Jon was Atheist; he didn’t know the formalities of funeral services, though he had been to many in his years as a mortician. They had neither the time nor the utilities to build coffins for the unfortunate, and so they merely lugged the bodies—each wrapped in a blanket—and carefully lowered them into the ground. David remained dreadfully silent, his head bent, as the two men shoveled the dirt over them. They all stood over the fresh mounds for a long time, until David started to speak, startling both Jon and Renee.
"I—Shannon, I don’t know how to start saying this. I wish I could have spent my life with you, but seeing as this was not His plan—" (he could barely choke out ‘His’) "my life seems empty. I remember when we first met, you and me, in the hallways at school, and I thought that my life would never be better than at that moment. Some say they knew whom they were going to marry since the first moment they saw them; I was one of those people. I know, in my heart, that you were, too.
"Me and you, we kept absolutely no secrets.
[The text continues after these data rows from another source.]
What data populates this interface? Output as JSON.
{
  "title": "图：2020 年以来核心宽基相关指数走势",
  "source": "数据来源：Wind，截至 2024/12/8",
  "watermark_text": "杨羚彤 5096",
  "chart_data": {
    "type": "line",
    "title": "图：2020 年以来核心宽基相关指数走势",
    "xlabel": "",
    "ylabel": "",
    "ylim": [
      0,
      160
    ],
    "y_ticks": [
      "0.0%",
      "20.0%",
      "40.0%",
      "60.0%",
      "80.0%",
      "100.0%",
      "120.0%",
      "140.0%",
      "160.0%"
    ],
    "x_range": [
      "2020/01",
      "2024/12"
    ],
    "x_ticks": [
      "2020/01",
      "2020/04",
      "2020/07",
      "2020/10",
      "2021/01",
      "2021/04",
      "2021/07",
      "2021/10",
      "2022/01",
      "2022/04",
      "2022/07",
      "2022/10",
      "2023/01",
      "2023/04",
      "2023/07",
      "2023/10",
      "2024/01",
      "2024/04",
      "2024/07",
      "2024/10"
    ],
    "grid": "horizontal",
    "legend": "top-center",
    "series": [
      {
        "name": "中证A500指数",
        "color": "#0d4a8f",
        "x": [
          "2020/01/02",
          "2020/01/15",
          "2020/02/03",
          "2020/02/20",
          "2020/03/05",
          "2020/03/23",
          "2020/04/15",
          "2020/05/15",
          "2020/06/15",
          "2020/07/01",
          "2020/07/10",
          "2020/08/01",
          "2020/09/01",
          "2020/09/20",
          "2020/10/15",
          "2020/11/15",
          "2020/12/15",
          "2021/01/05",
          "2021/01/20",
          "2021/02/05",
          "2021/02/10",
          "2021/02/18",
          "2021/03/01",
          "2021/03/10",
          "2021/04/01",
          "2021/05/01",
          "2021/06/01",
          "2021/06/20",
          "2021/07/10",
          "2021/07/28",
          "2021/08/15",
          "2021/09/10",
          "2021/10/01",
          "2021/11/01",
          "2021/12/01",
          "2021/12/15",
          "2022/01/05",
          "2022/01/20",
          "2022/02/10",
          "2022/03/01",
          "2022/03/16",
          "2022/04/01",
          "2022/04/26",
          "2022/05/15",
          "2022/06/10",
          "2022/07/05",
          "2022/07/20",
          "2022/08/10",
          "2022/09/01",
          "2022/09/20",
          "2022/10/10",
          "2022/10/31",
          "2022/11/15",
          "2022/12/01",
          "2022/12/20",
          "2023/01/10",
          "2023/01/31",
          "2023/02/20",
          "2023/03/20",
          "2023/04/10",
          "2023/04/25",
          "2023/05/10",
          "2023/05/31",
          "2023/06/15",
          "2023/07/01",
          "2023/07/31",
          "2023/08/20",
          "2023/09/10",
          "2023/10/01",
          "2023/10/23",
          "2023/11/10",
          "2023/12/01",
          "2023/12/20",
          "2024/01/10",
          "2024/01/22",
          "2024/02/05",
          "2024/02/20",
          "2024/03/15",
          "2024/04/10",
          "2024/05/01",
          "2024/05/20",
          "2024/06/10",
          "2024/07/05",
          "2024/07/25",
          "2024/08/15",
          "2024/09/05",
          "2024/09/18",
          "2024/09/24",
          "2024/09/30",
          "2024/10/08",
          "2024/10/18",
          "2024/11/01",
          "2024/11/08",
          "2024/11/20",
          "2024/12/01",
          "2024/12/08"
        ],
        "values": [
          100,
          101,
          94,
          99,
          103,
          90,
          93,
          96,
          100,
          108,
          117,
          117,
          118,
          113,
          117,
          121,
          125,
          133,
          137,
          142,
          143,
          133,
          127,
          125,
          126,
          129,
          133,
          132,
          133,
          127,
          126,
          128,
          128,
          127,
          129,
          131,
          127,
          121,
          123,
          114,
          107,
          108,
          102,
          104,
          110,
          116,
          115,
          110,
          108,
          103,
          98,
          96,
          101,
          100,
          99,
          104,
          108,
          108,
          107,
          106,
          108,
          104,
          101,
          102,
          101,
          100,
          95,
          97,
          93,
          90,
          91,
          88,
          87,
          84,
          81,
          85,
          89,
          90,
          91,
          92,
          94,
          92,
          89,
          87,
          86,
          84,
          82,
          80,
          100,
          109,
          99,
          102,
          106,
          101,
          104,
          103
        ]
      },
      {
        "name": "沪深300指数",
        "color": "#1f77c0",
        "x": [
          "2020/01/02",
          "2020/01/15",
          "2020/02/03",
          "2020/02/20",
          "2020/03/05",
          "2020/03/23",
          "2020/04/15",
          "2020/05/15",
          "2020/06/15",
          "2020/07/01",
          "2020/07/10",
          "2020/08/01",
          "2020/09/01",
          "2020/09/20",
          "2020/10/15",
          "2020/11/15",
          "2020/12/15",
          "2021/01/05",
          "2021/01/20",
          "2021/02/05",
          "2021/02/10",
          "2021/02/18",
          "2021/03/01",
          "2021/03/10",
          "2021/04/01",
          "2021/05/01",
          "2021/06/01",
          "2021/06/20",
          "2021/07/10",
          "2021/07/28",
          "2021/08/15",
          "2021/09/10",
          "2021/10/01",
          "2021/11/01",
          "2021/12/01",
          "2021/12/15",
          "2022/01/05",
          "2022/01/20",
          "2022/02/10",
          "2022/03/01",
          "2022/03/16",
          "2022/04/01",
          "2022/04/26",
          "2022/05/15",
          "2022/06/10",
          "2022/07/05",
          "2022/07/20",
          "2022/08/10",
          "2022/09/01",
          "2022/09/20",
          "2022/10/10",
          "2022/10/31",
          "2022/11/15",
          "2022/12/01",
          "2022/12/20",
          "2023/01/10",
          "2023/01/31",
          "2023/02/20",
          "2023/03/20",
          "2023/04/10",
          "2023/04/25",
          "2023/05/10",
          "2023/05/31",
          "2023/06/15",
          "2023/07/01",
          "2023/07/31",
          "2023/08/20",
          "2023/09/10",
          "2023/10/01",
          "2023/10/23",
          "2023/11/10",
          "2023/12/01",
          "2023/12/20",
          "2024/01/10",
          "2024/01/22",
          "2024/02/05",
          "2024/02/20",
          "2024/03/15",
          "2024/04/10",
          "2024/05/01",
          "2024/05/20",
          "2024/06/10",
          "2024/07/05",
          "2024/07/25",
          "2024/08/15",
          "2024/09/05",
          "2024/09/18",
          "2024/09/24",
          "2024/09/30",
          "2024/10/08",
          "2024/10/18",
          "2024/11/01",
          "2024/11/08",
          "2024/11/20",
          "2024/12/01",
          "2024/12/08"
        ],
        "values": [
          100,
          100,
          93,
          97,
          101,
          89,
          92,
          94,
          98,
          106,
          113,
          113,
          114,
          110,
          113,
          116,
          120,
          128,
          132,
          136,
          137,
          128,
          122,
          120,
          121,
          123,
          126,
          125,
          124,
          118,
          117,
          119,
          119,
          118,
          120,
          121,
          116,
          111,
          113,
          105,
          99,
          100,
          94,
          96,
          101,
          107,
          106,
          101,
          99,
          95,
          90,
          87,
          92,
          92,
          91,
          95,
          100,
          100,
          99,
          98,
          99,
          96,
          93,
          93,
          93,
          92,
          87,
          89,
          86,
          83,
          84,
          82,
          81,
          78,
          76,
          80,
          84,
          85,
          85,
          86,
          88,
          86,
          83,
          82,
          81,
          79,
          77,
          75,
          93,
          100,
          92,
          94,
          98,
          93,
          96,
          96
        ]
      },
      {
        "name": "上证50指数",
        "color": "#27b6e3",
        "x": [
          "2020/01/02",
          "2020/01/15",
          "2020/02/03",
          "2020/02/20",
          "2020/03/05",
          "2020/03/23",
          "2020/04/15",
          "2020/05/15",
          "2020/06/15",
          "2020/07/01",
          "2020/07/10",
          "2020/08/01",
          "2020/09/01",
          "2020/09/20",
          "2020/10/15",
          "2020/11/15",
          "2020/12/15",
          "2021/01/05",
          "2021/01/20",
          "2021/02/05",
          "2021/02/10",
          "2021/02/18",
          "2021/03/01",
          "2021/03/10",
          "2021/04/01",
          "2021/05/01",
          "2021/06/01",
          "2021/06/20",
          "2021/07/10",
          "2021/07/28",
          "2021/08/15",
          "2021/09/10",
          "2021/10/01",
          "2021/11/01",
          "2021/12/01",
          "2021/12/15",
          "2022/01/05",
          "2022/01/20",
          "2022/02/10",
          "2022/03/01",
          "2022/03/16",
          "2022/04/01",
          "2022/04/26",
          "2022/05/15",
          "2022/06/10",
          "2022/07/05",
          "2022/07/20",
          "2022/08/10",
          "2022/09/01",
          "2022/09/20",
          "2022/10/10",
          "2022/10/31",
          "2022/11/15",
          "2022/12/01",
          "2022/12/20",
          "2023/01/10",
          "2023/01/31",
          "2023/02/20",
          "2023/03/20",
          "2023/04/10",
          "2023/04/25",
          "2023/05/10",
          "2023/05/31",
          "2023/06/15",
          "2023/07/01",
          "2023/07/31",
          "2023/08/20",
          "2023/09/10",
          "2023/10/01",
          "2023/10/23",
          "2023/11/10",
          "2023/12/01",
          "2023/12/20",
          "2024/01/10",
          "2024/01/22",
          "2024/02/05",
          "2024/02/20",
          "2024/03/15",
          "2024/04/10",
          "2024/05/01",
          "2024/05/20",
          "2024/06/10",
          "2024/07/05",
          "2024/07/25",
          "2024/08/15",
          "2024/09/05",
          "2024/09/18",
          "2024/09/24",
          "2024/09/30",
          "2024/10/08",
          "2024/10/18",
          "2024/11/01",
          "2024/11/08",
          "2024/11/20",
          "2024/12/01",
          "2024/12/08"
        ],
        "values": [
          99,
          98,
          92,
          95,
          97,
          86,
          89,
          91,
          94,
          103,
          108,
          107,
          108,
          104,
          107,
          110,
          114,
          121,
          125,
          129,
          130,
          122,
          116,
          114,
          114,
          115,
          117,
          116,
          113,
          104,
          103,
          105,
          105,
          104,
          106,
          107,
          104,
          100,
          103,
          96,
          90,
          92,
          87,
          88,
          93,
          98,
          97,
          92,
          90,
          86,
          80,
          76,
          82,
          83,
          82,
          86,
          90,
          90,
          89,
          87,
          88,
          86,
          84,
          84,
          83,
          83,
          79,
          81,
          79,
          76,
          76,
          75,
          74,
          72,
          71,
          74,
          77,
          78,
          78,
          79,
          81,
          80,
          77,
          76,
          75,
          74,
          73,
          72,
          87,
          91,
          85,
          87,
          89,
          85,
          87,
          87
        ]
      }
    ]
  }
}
You knew everything about me, and me about you. When we—" the darkness of the crickets surrounded all, and he knelt down, eyes glazed, fully absorbed. Renee grabbed hold of Jon’s bony hand; buried herself in his warmth as David continued on shamelessly. He, too, had nothing to hide. The crickets chirped in tune, a mating call. "When we first made love, we weren’t just kids, then. We were adults. You were so wonderful, and I, well, I—"
"David, we all really loved her a whole lot," Jon assured. He reached for David, but David swapped him away. Before anyone could say anything else, he ran into the fringe of the forest. Renee called for him, but Jon quieted her. The couple slept in the curiously stained blankets, shivering despite each other’s warmth, and Renee fell asleep thinking that she would never see the grin of the terribly malicious Cat ever again. And they would have to eventually dig another mound in the middle finger sticking from the island. If they lived to find his dead body.